An infection which afflicted Harbhajan Singh two days before the first Test proved to be a setback. His place was taken by Khan, when it should have gone to either Prasad or Agarkar. Khan and Nehra were short on match experience. They conceded over 200 runs in South Africa's first innings.

After the first Test, it was reverse thinking that did the damage. The tour selectors dropped both Khan and Nehra on a pitch that was predicted to afford assistance to the seam bowlers. For three weeks and more Agarkar had not played a match and this was evident in South Africa's first innings, though he bowled a genuine wicket-taking delivery to Dippenaar. In the second he showed vast improvement and even dismissed Gibbs cheaply. In the third match that became a five-day first class game, Prasad was included, when the pitch was ideal for some one like Agarkar. So it was a clear case of selection bloomers.

It was also a tour that Anil Kumble would like to forget. This was his first Test series in 18 months after he had recovered from a shoulder injury. He struggled and appeared to be extremely frustrated when appeals were turned down. That he was close to being dropped from the team, both in Port Elizabeth and Centurion, said a lot about where he lies in Ganguly's estimation.
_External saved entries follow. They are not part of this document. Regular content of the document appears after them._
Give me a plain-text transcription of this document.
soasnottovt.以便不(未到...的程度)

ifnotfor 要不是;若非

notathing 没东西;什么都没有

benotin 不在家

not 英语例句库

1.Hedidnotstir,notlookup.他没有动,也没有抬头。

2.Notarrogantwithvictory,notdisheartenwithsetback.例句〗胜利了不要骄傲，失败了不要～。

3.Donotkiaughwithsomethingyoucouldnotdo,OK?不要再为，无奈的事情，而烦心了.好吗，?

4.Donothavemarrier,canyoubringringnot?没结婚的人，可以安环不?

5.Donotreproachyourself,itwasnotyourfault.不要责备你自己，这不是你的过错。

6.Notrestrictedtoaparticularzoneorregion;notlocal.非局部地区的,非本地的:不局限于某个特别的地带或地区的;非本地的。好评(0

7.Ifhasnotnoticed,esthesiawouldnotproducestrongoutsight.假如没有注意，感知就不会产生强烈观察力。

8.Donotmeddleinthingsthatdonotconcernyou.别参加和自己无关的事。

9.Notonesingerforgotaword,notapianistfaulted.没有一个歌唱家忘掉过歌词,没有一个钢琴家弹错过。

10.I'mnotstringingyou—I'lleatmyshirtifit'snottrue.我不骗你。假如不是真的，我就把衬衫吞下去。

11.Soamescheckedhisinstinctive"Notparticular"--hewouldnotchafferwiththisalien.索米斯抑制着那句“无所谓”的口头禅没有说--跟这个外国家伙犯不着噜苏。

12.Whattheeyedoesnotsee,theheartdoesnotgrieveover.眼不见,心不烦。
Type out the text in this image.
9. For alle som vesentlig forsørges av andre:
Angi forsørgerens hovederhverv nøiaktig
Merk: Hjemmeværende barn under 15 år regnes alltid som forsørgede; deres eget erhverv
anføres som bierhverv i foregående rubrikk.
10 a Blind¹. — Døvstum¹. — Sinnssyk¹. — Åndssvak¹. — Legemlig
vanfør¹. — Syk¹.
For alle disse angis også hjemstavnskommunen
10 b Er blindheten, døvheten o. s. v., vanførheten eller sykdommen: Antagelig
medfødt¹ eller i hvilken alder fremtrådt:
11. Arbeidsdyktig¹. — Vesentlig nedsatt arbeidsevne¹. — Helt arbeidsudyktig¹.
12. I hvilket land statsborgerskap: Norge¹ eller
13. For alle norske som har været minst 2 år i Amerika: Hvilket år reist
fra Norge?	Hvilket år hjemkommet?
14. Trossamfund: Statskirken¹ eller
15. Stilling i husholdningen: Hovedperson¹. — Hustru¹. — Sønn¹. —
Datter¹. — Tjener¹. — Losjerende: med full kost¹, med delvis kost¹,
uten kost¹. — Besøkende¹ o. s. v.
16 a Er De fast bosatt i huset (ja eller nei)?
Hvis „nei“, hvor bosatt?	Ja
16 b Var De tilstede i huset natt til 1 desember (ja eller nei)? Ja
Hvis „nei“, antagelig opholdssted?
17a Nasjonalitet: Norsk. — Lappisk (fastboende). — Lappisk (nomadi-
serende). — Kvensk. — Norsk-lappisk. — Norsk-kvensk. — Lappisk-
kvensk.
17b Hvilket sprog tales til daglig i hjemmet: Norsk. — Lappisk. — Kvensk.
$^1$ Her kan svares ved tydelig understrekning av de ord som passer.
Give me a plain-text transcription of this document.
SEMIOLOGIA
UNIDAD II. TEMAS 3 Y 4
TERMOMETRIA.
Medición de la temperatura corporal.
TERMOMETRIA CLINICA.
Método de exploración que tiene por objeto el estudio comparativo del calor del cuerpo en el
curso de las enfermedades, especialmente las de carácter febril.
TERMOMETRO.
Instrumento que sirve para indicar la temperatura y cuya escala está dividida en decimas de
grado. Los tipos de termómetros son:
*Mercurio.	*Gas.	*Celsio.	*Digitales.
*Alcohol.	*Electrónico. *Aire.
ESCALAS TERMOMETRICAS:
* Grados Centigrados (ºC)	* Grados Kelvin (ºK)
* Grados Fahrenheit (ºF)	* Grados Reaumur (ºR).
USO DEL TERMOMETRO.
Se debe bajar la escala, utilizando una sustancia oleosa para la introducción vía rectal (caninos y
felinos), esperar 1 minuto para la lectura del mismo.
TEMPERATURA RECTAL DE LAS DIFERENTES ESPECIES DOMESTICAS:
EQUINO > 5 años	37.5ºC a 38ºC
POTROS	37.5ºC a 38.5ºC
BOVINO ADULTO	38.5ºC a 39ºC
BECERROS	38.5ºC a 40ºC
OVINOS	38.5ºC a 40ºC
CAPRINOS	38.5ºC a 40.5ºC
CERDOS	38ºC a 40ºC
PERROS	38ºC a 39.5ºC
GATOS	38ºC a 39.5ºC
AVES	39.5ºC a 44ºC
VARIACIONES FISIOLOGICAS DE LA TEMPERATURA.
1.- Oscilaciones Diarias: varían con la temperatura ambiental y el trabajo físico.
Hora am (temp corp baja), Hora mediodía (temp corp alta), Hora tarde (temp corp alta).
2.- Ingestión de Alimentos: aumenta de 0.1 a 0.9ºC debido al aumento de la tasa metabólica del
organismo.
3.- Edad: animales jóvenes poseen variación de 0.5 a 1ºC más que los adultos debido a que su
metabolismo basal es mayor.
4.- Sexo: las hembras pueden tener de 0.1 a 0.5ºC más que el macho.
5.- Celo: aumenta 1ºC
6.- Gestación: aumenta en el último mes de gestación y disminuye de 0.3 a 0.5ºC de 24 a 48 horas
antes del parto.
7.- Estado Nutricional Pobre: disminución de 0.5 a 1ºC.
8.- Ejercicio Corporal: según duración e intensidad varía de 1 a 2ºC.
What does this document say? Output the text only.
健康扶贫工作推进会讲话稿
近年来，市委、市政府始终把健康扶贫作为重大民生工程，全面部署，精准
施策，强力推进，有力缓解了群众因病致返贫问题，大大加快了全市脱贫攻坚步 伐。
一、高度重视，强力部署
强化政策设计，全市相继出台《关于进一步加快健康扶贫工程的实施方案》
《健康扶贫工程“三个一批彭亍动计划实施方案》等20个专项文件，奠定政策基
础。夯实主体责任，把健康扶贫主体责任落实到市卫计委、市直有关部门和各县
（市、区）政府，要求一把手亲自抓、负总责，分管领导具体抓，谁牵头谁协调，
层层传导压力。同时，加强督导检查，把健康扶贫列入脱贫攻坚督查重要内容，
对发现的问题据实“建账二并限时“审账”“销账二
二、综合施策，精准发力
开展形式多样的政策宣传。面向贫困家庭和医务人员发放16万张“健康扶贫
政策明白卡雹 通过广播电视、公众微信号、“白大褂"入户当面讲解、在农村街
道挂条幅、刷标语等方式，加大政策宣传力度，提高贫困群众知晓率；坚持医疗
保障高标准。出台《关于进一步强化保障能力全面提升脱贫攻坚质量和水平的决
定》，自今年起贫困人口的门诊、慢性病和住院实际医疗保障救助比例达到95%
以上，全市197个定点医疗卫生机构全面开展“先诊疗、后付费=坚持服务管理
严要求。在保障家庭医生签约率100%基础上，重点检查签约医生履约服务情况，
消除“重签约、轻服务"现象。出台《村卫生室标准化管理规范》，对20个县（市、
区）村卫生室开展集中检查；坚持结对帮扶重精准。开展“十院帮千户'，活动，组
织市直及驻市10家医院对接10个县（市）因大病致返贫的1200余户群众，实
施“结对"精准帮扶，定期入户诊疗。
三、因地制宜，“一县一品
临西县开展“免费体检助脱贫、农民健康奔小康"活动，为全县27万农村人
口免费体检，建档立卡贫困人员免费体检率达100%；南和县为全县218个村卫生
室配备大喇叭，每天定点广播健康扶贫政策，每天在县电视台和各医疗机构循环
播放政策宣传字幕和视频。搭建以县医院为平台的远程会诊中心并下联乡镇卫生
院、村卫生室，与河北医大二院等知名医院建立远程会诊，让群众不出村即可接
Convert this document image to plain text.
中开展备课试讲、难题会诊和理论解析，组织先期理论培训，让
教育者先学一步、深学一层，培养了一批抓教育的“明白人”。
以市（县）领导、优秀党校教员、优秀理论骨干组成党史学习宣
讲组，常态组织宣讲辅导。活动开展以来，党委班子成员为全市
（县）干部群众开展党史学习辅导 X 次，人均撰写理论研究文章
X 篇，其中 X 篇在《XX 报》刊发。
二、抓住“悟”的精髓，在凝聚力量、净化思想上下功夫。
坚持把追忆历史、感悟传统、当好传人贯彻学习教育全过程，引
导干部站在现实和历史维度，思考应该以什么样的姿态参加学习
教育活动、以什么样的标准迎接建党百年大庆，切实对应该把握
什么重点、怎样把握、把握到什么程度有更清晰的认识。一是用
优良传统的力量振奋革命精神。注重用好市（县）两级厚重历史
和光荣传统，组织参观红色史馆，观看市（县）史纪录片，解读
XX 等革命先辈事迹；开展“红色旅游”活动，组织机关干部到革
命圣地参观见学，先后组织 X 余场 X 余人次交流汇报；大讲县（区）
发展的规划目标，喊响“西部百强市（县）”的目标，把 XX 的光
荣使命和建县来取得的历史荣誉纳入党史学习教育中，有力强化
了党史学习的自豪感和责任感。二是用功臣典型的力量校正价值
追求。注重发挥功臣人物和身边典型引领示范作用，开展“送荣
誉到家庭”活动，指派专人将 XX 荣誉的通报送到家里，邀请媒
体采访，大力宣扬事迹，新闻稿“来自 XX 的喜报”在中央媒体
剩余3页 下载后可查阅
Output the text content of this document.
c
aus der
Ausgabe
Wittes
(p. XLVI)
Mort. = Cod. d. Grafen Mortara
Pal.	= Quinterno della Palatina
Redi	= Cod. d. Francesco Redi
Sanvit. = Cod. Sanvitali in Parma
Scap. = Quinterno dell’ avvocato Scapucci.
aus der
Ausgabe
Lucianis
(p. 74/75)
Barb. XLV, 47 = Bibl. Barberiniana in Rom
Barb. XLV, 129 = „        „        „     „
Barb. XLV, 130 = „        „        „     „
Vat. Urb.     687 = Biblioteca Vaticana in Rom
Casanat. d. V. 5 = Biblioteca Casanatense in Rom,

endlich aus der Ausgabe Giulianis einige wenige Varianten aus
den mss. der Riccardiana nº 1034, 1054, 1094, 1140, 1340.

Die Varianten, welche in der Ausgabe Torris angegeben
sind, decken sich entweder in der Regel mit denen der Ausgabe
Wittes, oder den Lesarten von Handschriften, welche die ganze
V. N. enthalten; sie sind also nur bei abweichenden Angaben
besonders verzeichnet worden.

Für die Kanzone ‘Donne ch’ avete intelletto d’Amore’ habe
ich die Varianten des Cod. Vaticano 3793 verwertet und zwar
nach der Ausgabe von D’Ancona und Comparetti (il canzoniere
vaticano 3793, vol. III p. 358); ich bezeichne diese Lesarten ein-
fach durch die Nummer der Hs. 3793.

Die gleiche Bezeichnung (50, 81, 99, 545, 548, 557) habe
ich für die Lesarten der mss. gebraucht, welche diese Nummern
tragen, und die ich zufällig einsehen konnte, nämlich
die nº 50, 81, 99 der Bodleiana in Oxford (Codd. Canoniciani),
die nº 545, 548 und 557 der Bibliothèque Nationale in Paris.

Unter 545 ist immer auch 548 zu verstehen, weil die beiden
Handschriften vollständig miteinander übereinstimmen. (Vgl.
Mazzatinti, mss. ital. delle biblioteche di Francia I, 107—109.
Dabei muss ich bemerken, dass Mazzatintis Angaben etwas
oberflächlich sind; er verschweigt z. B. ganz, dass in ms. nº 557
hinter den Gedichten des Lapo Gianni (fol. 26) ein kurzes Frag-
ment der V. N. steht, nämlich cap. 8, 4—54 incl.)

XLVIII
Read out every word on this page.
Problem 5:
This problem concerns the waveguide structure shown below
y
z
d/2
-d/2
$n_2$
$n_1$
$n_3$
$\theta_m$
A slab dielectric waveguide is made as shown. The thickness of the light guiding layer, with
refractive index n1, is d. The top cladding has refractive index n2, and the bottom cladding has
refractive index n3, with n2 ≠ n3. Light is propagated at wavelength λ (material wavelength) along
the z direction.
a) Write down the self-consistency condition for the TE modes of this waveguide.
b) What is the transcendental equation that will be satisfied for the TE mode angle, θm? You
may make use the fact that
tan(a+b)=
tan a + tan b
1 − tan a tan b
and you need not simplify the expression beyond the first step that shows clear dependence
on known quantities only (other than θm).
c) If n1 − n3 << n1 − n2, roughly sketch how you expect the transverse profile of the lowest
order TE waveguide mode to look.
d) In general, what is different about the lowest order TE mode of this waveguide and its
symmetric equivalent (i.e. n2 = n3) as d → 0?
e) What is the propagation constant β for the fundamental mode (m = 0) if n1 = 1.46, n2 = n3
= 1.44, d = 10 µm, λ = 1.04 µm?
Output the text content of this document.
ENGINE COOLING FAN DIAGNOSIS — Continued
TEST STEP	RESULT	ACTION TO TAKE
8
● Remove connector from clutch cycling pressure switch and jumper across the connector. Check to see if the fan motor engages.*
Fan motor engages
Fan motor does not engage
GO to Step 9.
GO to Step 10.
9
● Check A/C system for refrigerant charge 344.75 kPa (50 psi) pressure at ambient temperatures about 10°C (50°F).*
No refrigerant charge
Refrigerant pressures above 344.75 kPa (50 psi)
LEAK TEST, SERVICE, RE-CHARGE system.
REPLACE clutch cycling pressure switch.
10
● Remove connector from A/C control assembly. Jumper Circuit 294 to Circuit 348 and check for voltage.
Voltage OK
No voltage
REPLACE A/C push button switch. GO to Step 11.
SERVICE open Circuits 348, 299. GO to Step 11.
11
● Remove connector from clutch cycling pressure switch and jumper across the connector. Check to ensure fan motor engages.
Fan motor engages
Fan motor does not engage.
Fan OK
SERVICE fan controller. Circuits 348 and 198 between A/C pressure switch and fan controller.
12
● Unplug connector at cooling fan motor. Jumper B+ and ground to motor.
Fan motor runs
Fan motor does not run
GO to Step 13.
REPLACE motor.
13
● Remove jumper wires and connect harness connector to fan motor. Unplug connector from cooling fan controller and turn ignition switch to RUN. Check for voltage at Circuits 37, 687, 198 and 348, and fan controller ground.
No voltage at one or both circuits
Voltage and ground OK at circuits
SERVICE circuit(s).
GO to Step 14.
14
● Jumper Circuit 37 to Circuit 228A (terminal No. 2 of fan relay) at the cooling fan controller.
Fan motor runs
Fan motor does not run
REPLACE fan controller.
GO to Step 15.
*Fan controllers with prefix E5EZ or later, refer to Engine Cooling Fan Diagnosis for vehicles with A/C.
Perhaps, as Wright believes, things might have been different had the bowlers managed to stifle the South African batsmen in the first Test. Pollock and South Africa believed they were let off. Quite often Pollock made it a point to praise his colleagues for making a spirited fightback after conceding 379 runs. It was an opportunity that the Indians lost to turn the heat on the home team. A positive result here would have worked wonders.

The Indians also spent a lot of time in finding a partner for Shiv Sundar Das, who surely has come to stay. Five years ago, India had three sets of openers for the three Tests; it was the same this time, too. But it must be said that in normal circumstances, Das might have opened with Deep Dasgupta, who responded well to the situation caused by the absence of Sameer Dighe, who had to return because of a back problem. Dasgupta sent a message that he could be counted as a batsman. He seems to have a good defence and is willing to improve.

At the start of the series, Ganguly said that India's fortunes would largely depend on the success of its batsmen. They somehow managed to put up a fighting total in the first Test. But otherwise the batsmen did nothing of note against the South African fast bowlers. India saved the second Test only because many hours were lost to rain and also because of a big stand between Dravid and Dasgupta.

Off the field, the relations between the Match Referee Mike Denness and the Indians reached a low when the former slapped sanctions on six Indian players, including Sachin Tendulkar. The star Indian batsman was accused of trying to change the condition of the ball. Sehwag was suspended for one Test and it must have hurt Sehwag more than someone like Tendulkar who after a blemishless international career spanning 12 years, would have taken the unpleasant incident in his stride. But it was another disappointing tour, its third in 10 years, to South Africa by an Indian team.